Diese Selbstzahlerleistungen betreffen überwiegend andere Methoden bei der Diagnostik, Behandlung und kieferorthopädische Apparaturen. In Hinweisen für ihre Patienten stellen die Kieferorthopäden die kieferorthopädische Versorgung durch die Krankenkassen als nicht mehr zeitgemäß dar. Selbstzahlerleistungen bewerben sie zum Beispiel damit, dass die Therapie schonender und schmerzärmer sei, die Behandlung schneller durchgeführt werden könne und Komplikationen weniger wahrscheinlich seien als bei den Leistungen der Krankenkassen.

Keine Studien über Vor- und Nachteile der Selbstzahlerleistungen

Es gebe aber kaum wissenschaftlich fundierte Studien, mit denen sich Vor- und Nachteile der als Selbstzahlerleistungen angebotenen Therapien belegen ließen. Versicherte können sich derzeit nicht allgemein verständlich und wissenschaftlich gesichert über kieferorthopädische Selbstzahlerleistungen informieren, kritisiert der Rechnungshof.

Die Krankenkassen wiederum wussten meist nicht, welche kieferorthopädische Versorgung mit welchen Selbstzahlerleistungen ihre Versicherten konkret erhalten hatten. Sie erfuhren davon nur in Ausnahmefällen, etwa wenn Versicherte sich über ihren Kieferorthopäden beschwerten.

Bundesrechnungshof: Nutzen kieferorthopädischer Behandlung erforschen

Der Bundesrechnungshof fordert, eine wissenschaftliche Untersuchung der kieferorthopädischen Versorgung der Bevölkerung (Versorgungsforschung) und eine darauf aufbauende Bewertung des Nutzens kieferorthopädischer Behandlungen. Die kieferorthopädische Versorgungslage, Behandlungsnotwendigkeiten und -ziele sowie Qualitätsindikatoren und -kontrollen sollen dabei erfasst und objektiv ausgewertet werden.

Sollten solche Studien die Überlegenheit einzelner Selbstzahlerleistungen gegenüber Kassenleistungen belegen, wäre für diese Leistungen zu prüfen, ob sie nicht zur Versorgung durch die Krankenkassen gehören müssen.
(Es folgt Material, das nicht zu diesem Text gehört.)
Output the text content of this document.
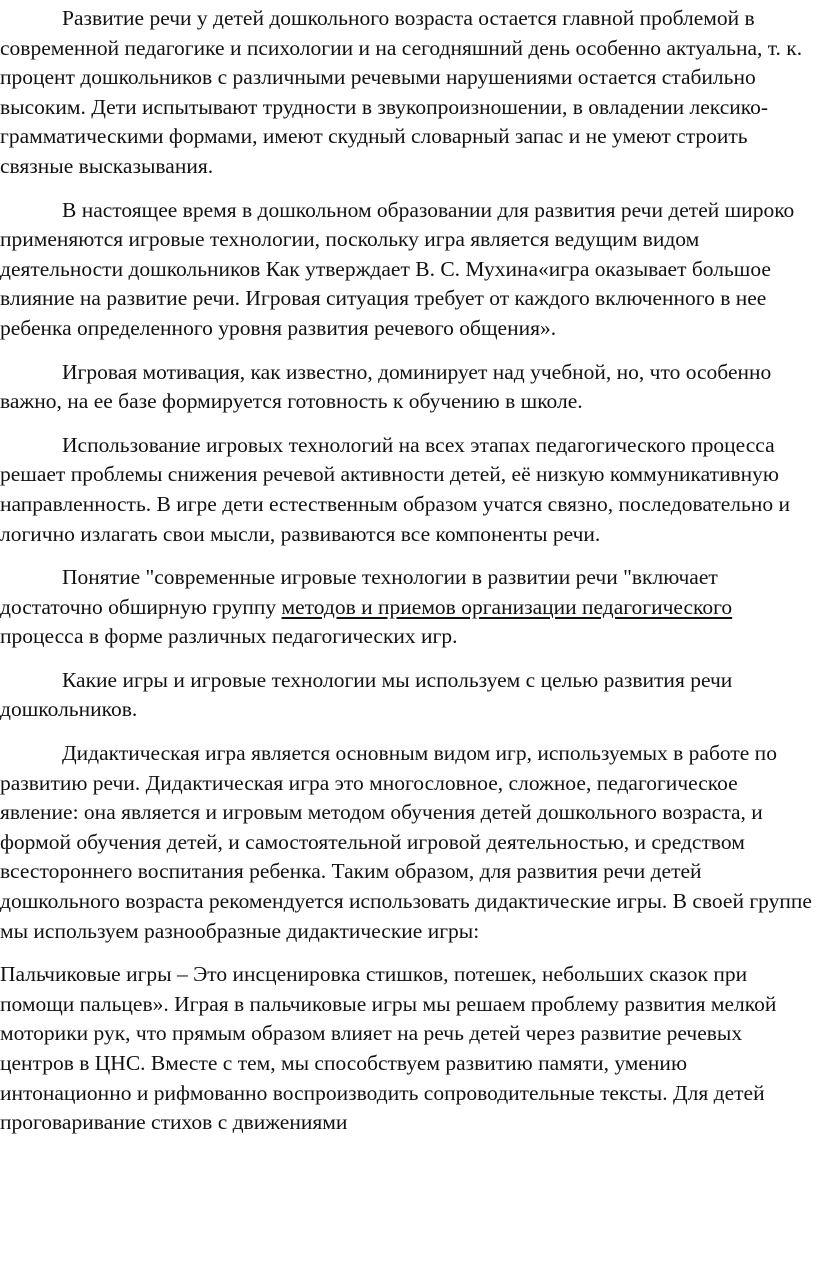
Развитие речи у детей дошкольного возраста остается главной проблемой в современной педагогике и психологии и на сегодняшний день особенно актуальна, т. к. процент дошкольников с различными речевыми нарушениями остается стабильно высоким. Дети испытывают трудности в звукопроизношении, в овладении лексико-грамматическими формами, имеют скудный словарный запас и не умеют строить связные высказывания.

В настоящее время в дошкольном образовании для развития речи детей широко применяются игровые технологии, поскольку игра является ведущим видом деятельности дошкольников Как утверждает В. С. Мухина«игра оказывает большое влияние на развитие речи. Игровая ситуация требует от каждого включенного в нее ребенка определенного уровня развития речевого общения».

Игровая мотивация, как известно, доминирует над учебной, но, что особенно важно, на ее базе формируется готовность к обучению в школе.

Использование игровых технологий на всех этапах педагогического процесса решает проблемы снижения речевой активности детей, её низкую коммуникативную направленность. В игре дети естественным образом учатся связно, последовательно и логично излагать свои мысли, развиваются все компоненты речи.

Понятие "современные игровые технологии в развитии речи "включает достаточно обширную группу методов и приемов организации педагогического процесса в форме различных педагогических игр.

Какие игры и игровые технологии мы используем с целью развития речи дошкольников.

Дидактическая игра является основным видом игр, используемых в работе по развитию речи. Дидактическая игра это многословное, сложное, педагогическое явление: она является и игровым методом обучения детей дошкольного возраста, и формой обучения детей, и самостоятельной игровой деятельностью, и средством всестороннего воспитания ребенка. Таким образом, для развития речи детей дошкольного возраста рекомендуется использовать дидактические игры. В своей группе мы используем разнообразные дидактические игры:

Пальчиковые игры – Это инсценировка стишков, потешек, небольших сказок при помощи пальцев». Играя в пальчиковые игры мы решаем проблему развития мелкой моторики рук, что прямым образом влияет на речь детей через развитие речевых центров в ЦНС. Вместе с тем, мы способствуем развитию памяти, умению интонационно и рифмованно воспроизводить сопроводительные тексты. Для детей проговаривание стихов с движениями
Verständliche Informationen über kieferorthopädische Leistungen

Unzweifelhaft soll ein Anspruch auf medizinisch notwendige kieferorthopädische Leistungen unabhängig vom Einkommen bestehen. Aus Sicht des Bundesrechnungshofes ist es jedoch fragwürdig, an bestehenden Leistungen festzuhalten, ohne deren medizinischen Nutzen zu untersuchen. Den Versicherten müssten qualifizierte und verständliche Informationen über kieferorthopädische Selbstzahlerleistungen zugänglich sein sollten. Hierfür muss auch deren Nutzen wissenschaftlich evaluiert werden.

Bis dahin können sich Eltern mit einem Ratgeber der Stiftung Warentest behelfen: Einen guten und fachlich fundierten Überblick über Fehlstellungen, Behandlungsmethoden, Kassen- und Selbstzahlerleistungen bietet der Ratgeber „Kieferorthopädie“ (2. Auflage, 2015).